The problem was that the HMAC verify function (Python src/keyczar/keys.py, Java src/org/keyczar/HmacKey.java) leaked timing information based on how long a verify operation took to fail. The function was defined as follows for the HMAC mode:
return self.Sign(msg) == sig_bytes
return Arrays.equals(hmac.doFinal(), sigBytes);
Since the return value is a SHA-1 hash string, the operation devolves to a byte-by-byte compare against sig_bytes. In both Python and Java, this is a classic sequence comparison that terminates early once an incorrect match is found. This allows an attacker to iteratively try various HMAC values and see how long it takes the server to respond.
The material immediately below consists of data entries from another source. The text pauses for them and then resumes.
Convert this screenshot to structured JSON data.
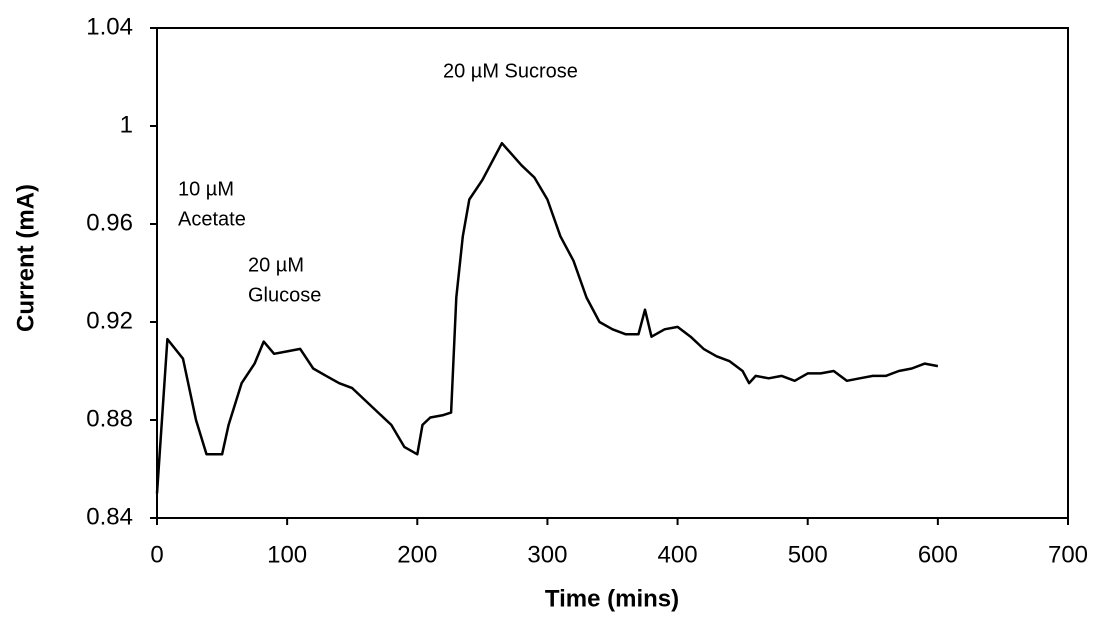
{
  "chart_data": {
    "type": "line",
    "xlabel": "Time (mins)",
    "ylabel": "Current (mA)",
    "annotations": [
      [
        "10 µM",
        "Acetate"
      ],
      [
        "20 µM",
        "Glucose"
      ],
      [
        "20 µM Sucrose"
      ]
    ],
    "x": [
      0,
      8,
      20,
      30,
      38,
      50,
      55,
      65,
      75,
      82,
      90,
      100,
      110,
      120,
      130,
      140,
      150,
      160,
      170,
      180,
      190,
      200,
      204,
      210,
      220,
      226,
      230,
      235,
      240,
      250,
      260,
      265,
      270,
      280,
      290,
      300,
      310,
      320,
      330,
      340,
      350,
      360,
      370,
      375,
      380,
      390,
      400,
      410,
      420,
      430,
      440,
      450,
      455,
      460,
      470,
      480,
      490,
      500,
      510,
      520,
      530,
      540,
      550,
      560,
      570,
      580,
      590,
      600
    ],
    "series": [
      {
        "color": "#000000",
        "values": [
          0.85,
          0.913,
          0.905,
          0.88,
          0.866,
          0.866,
          0.878,
          0.895,
          0.903,
          0.912,
          0.907,
          0.908,
          0.909,
          0.901,
          0.898,
          0.895,
          0.893,
          0.888,
          0.883,
          0.878,
          0.869,
          0.866,
          0.878,
          0.881,
          0.882,
          0.883,
          0.93,
          0.955,
          0.97,
          0.978,
          0.988,
          0.993,
          0.99,
          0.984,
          0.979,
          0.97,
          0.955,
          0.945,
          0.93,
          0.92,
          0.917,
          0.915,
          0.915,
          0.925,
          0.914,
          0.917,
          0.918,
          0.914,
          0.909,
          0.906,
          0.904,
          0.9,
          0.895,
          0.898,
          0.897,
          0.898,
          0.896,
          0.899,
          0.899,
          0.9,
          0.896,
          0.897,
          0.898,
          0.898,
          0.9,
          0.901,
          0.903,
          0.902
        ]
      }
    ],
    "xlim": [
      0,
      700
    ],
    "xticks": [
      0,
      100,
      200,
      300,
      400,
      500,
      600,
      700
    ],
    "ylim": [
      0.84,
      1.04
    ],
    "yticks": [
      0.84,
      0.88,
      0.92,
      0.96,
      1,
      1.04
    ]
  }
}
The longer it takes, the more characters he has correct.
It may be non-intuitive, but the symmetric nature of MACs means the correct MAC value for an arbitrary message is a secret on-par with key material. If the attacker knows the correct MAC for a message of his choosing, he can then send that value to forge authentication of the message to the server.
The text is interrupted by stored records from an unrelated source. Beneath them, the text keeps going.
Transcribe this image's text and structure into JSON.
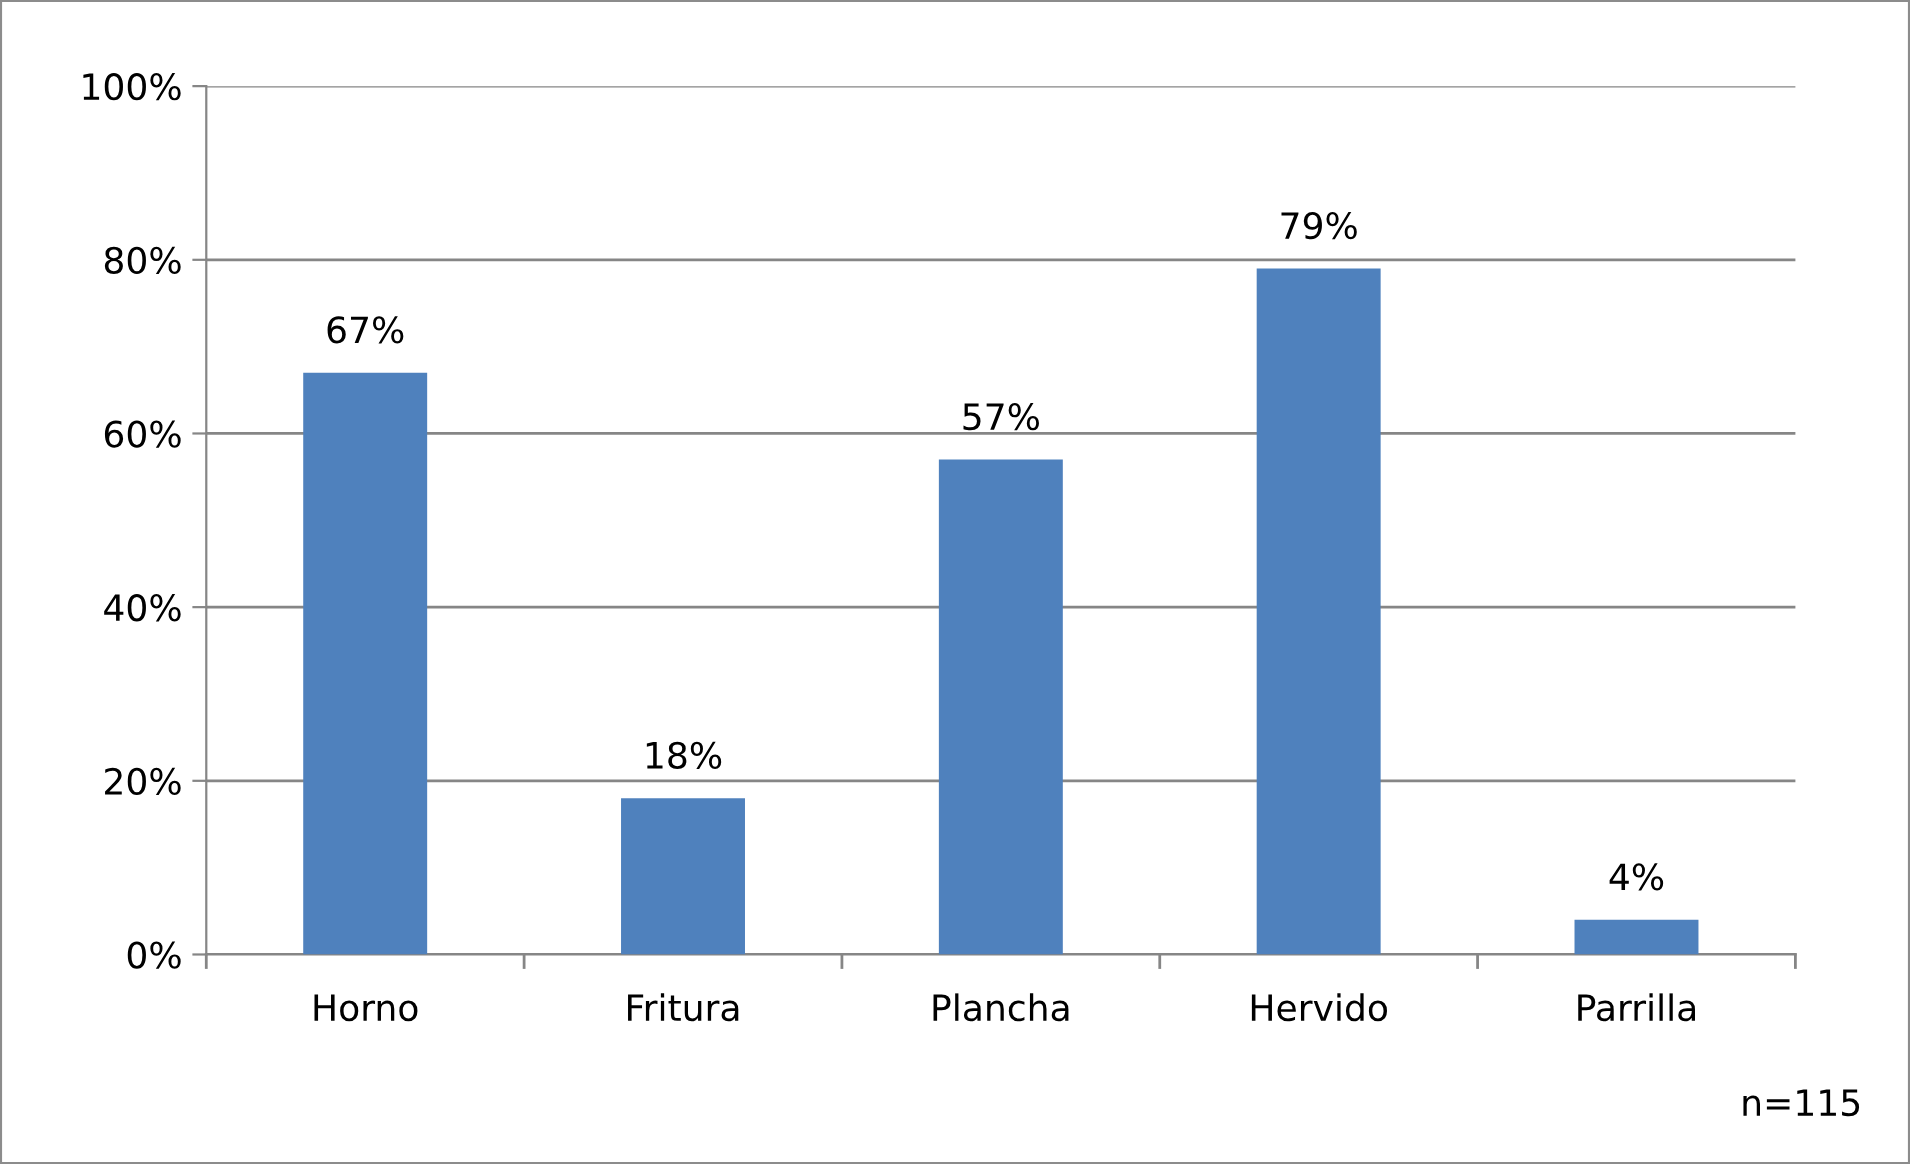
{
  "chart_data": {
    "type": "bar",
    "categories": [
      "Horno",
      "Fritura",
      "Plancha",
      "Hervido",
      "Parrilla"
    ],
    "values": [
      67,
      18,
      57,
      79,
      4
    ],
    "value_labels": [
      "67%",
      "18%",
      "57%",
      "79%",
      "4%"
    ],
    "color": "#4f81bd",
    "ylim": [
      0,
      100
    ],
    "yticks": [
      {
        "value": 0,
        "label": "0%"
      },
      {
        "value": 20,
        "label": "20%"
      },
      {
        "value": 40,
        "label": "40%"
      },
      {
        "value": 60,
        "label": "60%"
      },
      {
        "value": 80,
        "label": "80%"
      },
      {
        "value": 100,
        "label": "100%"
      }
    ],
    "grid": "y",
    "legend": false,
    "annotations": [
      "n=115"
    ]
  }
}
I’ve implemented a simple test server using the Python version of Keyczar. It verifies an HMAC and sends back “yes” or “no” if the value is correct. I then wrote a client in C that connects to the server and tries various values for the HMAC. It tries each value multiple times and records a set of TSC differences for each. These can be fed to a program like ministat to decide when a significant difference has been confirmed (based on mean and standard deviation).
I can confirm that localhost tests have a discernible difference, depending on whether each subsequent byte is correct. I have not optimized the attack to work over a LAN or the Internet yet. However, this does not mean remote attacks are infeasible. Where jitter and other noise is present in the samples, an attacker just needs to collect more data to average it out. Remote timing attacks on SSL have been demonstrated where the timing difference was only a few native multiplies.
I recommended changing the verify function to use a timing-independent compare, such as the following.
correctMac = self.Sign(msg) if len(correctMac) != len(sig_bytes): return False result = 0 for x, y in zip(correctMac, sig_bytes): result |= ord(x) ^ ord(y) return result == 0
This function is data-independent, except for revealing the total length of the correctMac string. Since this is not considered important to security, it is acceptable. Of course, this might not be true for another use of this same code, so it cannot be blindly used in other applications.
The lesson from this is that crypto flaws can be very subtle, especially when it comes to transitioning from an abstract concept (“compare”) to a concrete implementation (“loop while bytes are equal”). Keyczar was implemented by some smart people. If you’re a programmer, you should be using a high-level library like Keyczar or GPGME to take advantage of this knowledge. If you ignore this and develop your own design, it’s likely it would have many worse problems than this one. For those that have to build crypto, please get a third-party review of your design.
I consider it a failing of the crypto community that these libraries are still so new, while the past 20 years we’ve focused on providing raw algorithm APIs. But at least now we have a chance to build out a few important high-level libraries, review them carefully, and encourage application developers to use them. It’s not too late.